Há bons momentos de Cinema – a cena inicial, quando Raven defende com brutalidade o gato, mostrando imediatamente o clima do filme: o assassinato do casal, a mulher sendo alvejada atrás da porta; a primeira aparição de Ellen no número de canto e mágica; o episódio da fábrica onde Raven e Ellen se movem entre o dínamo e as tubulações de gás, aparecendo dentro ou fora. das sombras; a perseguição no pátio da estação ferroviária, Raven correndo por uma longa ponte de madeira e os policiais atirando até que o fugitivo consegue saltar sobre um trem em movimento; e a sequência final, quando Raven entra no escritório da fábrica disfarçado com uma máscara contra gases.
Além de Alma Torturada Ladd participou de mais três filmes noir: Capitulou Sorrindo / The Glass Key / 1942; A Dália Azul / The Blue Dahlia /1946 e Caminhos Sem Fim / Chicago Deadline / 1949.
No enredo de Capitulou Sorrindo, Ed Beaumont (Alan Ladd), fiel assistente do líder político Paul Madvig (Brian Donlevy), fica preocupado quando seu patrão resolve apoiar a candidatura do senador Henry (Moroni Olsen) na próxima eleição. Ele acha que o senador e sua filha Janet (Veronica Lake), de quem Paul é noivo, estão apenas usando-o em proveito próprio. Além disso, o programa de reformas do senador implica o fechamento dos cassinos, que irá despertar a inimizade do gângster Nick Varno (Joseph Calleia). Pouco depois, o filho do senador, Taylor (Richard Denning), viciado em jogo, é assassinado. Taylor tinha um caso amoroso com Opal Madvig (Bonita Granville), irmã de Paul, e este, além de ser naturalmente suspeito, pois não aceitava tal situação, é acusado do crime por uma carta anônima, enviada ao Promotor Público. Certo de que se trata de uma armação de Varna, para incriminar Paul, Ed provoca um rompimento como o patrão e vai procurá-lo. O gângster quer que ele dê informações contra Paul para o jornal Observer, cujo editor está sob seu controle, a fim de prejudicar a candidatura do senador. Ed recusa e – depois de ser brutalmente espancado por Jeff (William Bendix), um dos capangas de Varna – consegue fugir. Ed acaba descobrindo que foi Janet quem mandou a carta anônima, pensando que Paul realmente matara seu irmão Desconfiado de que o senador foi o verdadeiro assassino, Ed convence o promotor da culpabilidade de Janet e vai com a polícia para prendê-lo, esperando arrancar a confissão do pai. Ao ver a filha presa, o senador admite que matou o filho após uma discussão e que, de fato, Paul ajudou-o a acobertar o crime.
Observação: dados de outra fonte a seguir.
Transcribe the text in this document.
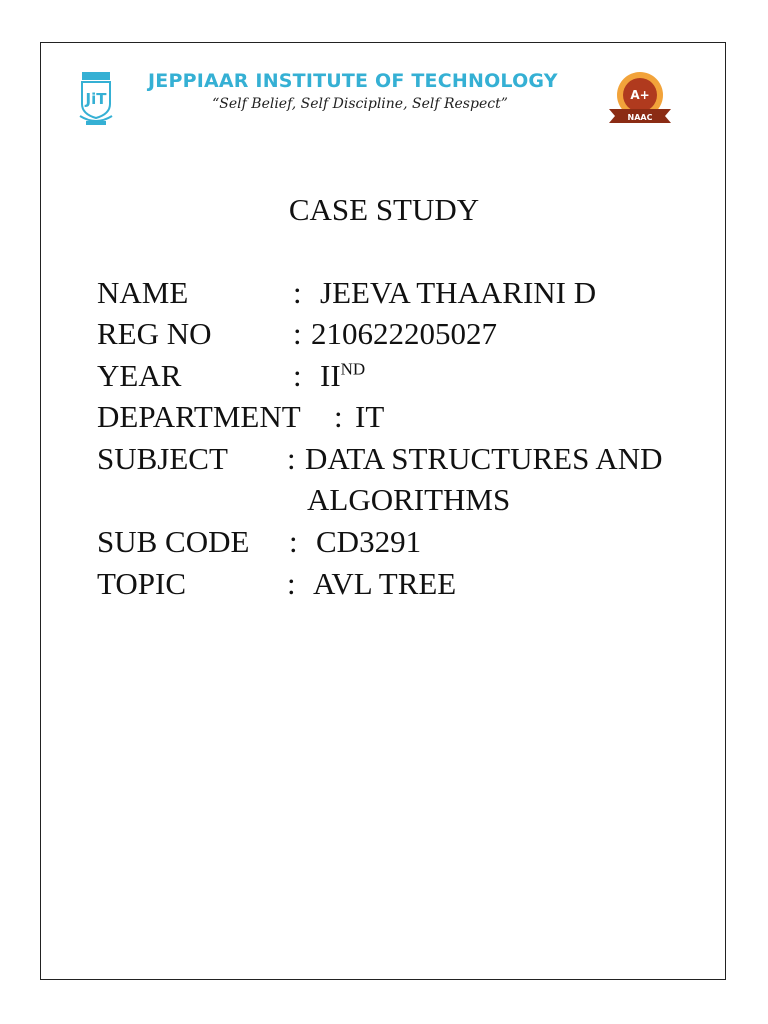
JiT
JEPPIAAR INSTITUTE OF TECHNOLOGY
“Self Belief, Self Discipline, Self Respect”
A+
NAAC
CASE STUDY
NAME	: JEEVA THAARINI D
REG NO	: 210622205027
YEAR	: IIND
DEPARTMENT : IT
SUBJECT : DATA STRUCTURES AND
ALGORITHMS
SUB CODE : CD3291
TOPIC	: AVL TREE
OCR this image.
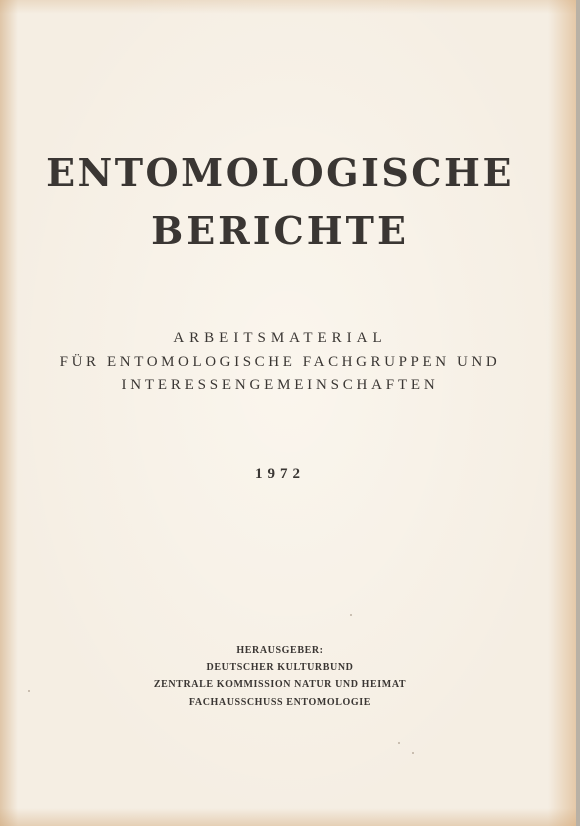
ENTOMOLOGISCHE
BERICHTE

ARBEITSMATERIAL

FÜR ENTOMOLOGISCHE FACHGRUPPEN UND

INTERESSENGEMEINSCHAFTEN

1972

HERAUSGEBER:

DEUTSCHER KULTURBUND

ZENTRALE KOMMISSION NATUR UND HEIMAT

FACHAUSSCHUSS ENTOMOLOGIE
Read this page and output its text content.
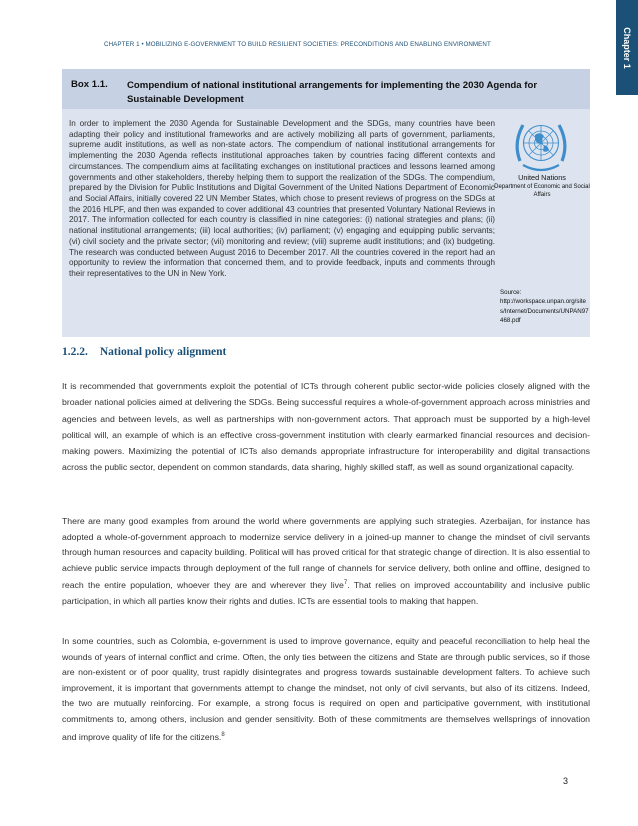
Chapter 1
CHAPTER 1 • MOBILIZING E-GOVERNMENT TO BUILD RESILIENT SOCIETIES: PRECONDITIONS AND ENABLING ENVIRONMENT
Box 1.1. Compendium of national institutional arrangements for implementing the 2030 Agenda for Sustainable Development
In order to implement the 2030 Agenda for Sustainable Development and the SDGs, many countries have been adapting their policy and institutional frameworks and are actively mobilizing all parts of government, parliaments, supreme audit institutions, as well as non-state actors. The compendium of national institutional arrangements for implementing the 2030 Agenda reflects institutional approaches taken by countries facing different contexts and circumstances. The compendium aims at facilitating exchanges on institutional practices and lessons learned among governments and other stakeholders, thereby helping them to support the realization of the SDGs. The compendium, prepared by the Division for Public Institutions and Digital Government of the United Nations Department of Economic and Social Affairs, initially covered 22 UN Member States, which chose to present reviews of progress on the SDGs at the 2016 HLPF, and then was expanded to cover additional 43 countries that presented Voluntary National Reviews in 2017. The information collected for each country is classified in nine categories: (i) national strategies and plans; (ii) national institutional arrangements; (iii) local authorities; (iv) parliament; (v) engaging and equipping public servants; (vi) civil society and the private sector; (vii) monitoring and review; (viii) supreme audit institutions; and (ix) budgeting. The research was conducted between August 2016 to December 2017. All the countries covered in the report had an opportunity to review the information that concerned them, and to provide feedback, inputs and comments through their representatives to the UN in New York.
United Nations
Department of Economic and Social Affairs
Source:
http://workspace.unpan.org/sites/Internet/Documents/UNPAN97468.pdf
1.2.2. National policy alignment
It is recommended that governments exploit the potential of ICTs through coherent public sector-wide policies closely aligned with the broader national policies aimed at delivering the SDGs. Being successful requires a whole-of-government approach across ministries and agencies and between levels, as well as partnerships with non-government actors. That approach must be supported by a high-level political will, an example of which is an effective cross-government institution with clearly earmarked financial resources and decision-making powers. Maximizing the potential of ICTs also demands appropriate infrastructure for interoperability and digital transactions across the public sector, dependent on common standards, data sharing, highly skilled staff, as well as sound organizational capacity.
There are many good examples from around the world where governments are applying such strategies. Azerbaijan, for instance has adopted a whole-of-government approach to modernize service delivery in a joined-up manner to change the mindset of civil servants through human resources and capacity building. Political will has proved critical for that strategic change of direction. It is also essential to achieve public service impacts through deployment of the full range of channels for service delivery, both online and offline, designed to reach the entire population, whoever they are and wherever they live$^7$. That relies on improved accountability and inclusive public participation, in which all parties know their rights and duties. ICTs are essential tools to making that happen.
In some countries, such as Colombia, e-government is used to improve governance, equity and peaceful reconciliation to help heal the wounds of years of internal conflict and crime. Often, the only ties between the citizens and State are through public services, so if those are non-existent or of poor quality, trust rapidly disintegrates and progress towards sustainable development falters. To achieve such improvement, it is important that governments attempt to change the mindset, not only of civil servants, but also of its citizens. Indeed, the two are mutually reinforcing. For example, a strong focus is required on open and participative government, with institutional commitments to, among others, inclusion and gender sensitivity. Both of these commitments are themselves wellsprings of innovation and improve quality of life for the citizens.$^8$
3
Apesar de toda a sua lealdade a Paul, o herói tem certas atitudes amorais. Por exemplo, quando se deixa seduzir pela mulher do editor do jornal, ocasionando o suicídio deste. Ou na cena em que ele, impassível, fica vendo Jeff estrangular Varna com requintes de crueldade. E, finalmente, Ed não hesita em usar Janet para obter a confissão do seu pai, dizendo depois para os policiais: “Eu fiz o velho se entregar”. Só pelo fato de ter sido baseado em uma história de Dashiell Hammett, o filme já traz os temas e personagens noirs, inclusive o da corrupção política.
Em A Dália Azul o herói de guerra Johnny Morrison (Alan Ladd) chega em Los Angeles na companhia de seus companheiros Buzz (William Bendix) e George (Hugh Beaumont), ansioso para rever a esposa, Helen (Doris Dowling). Ela está dando uma festa no apart-hotel onde reside. Helen apresenta-o a Eddie Harwood (Howard Da Silva), dono da boate A Dália Azul. Quando Johnny vê Harwood beijar sua mulher ao se despedir, percebe que estão saindo juntos. Furioso, agride Harwood. Quando encontram Helen assassinada, Johnny é um dos suspeitos, além de Harwood, Buzz e “Dad” Newell, o velho detetive chantagista do hotel, pois todos foram vistos nas imediações na noite do crime. No decorrer da trama Johnny faz amizade com Joyce Harwood (Veronica Lake) e descobre depois que ela é a esposa de Eddie Harwood.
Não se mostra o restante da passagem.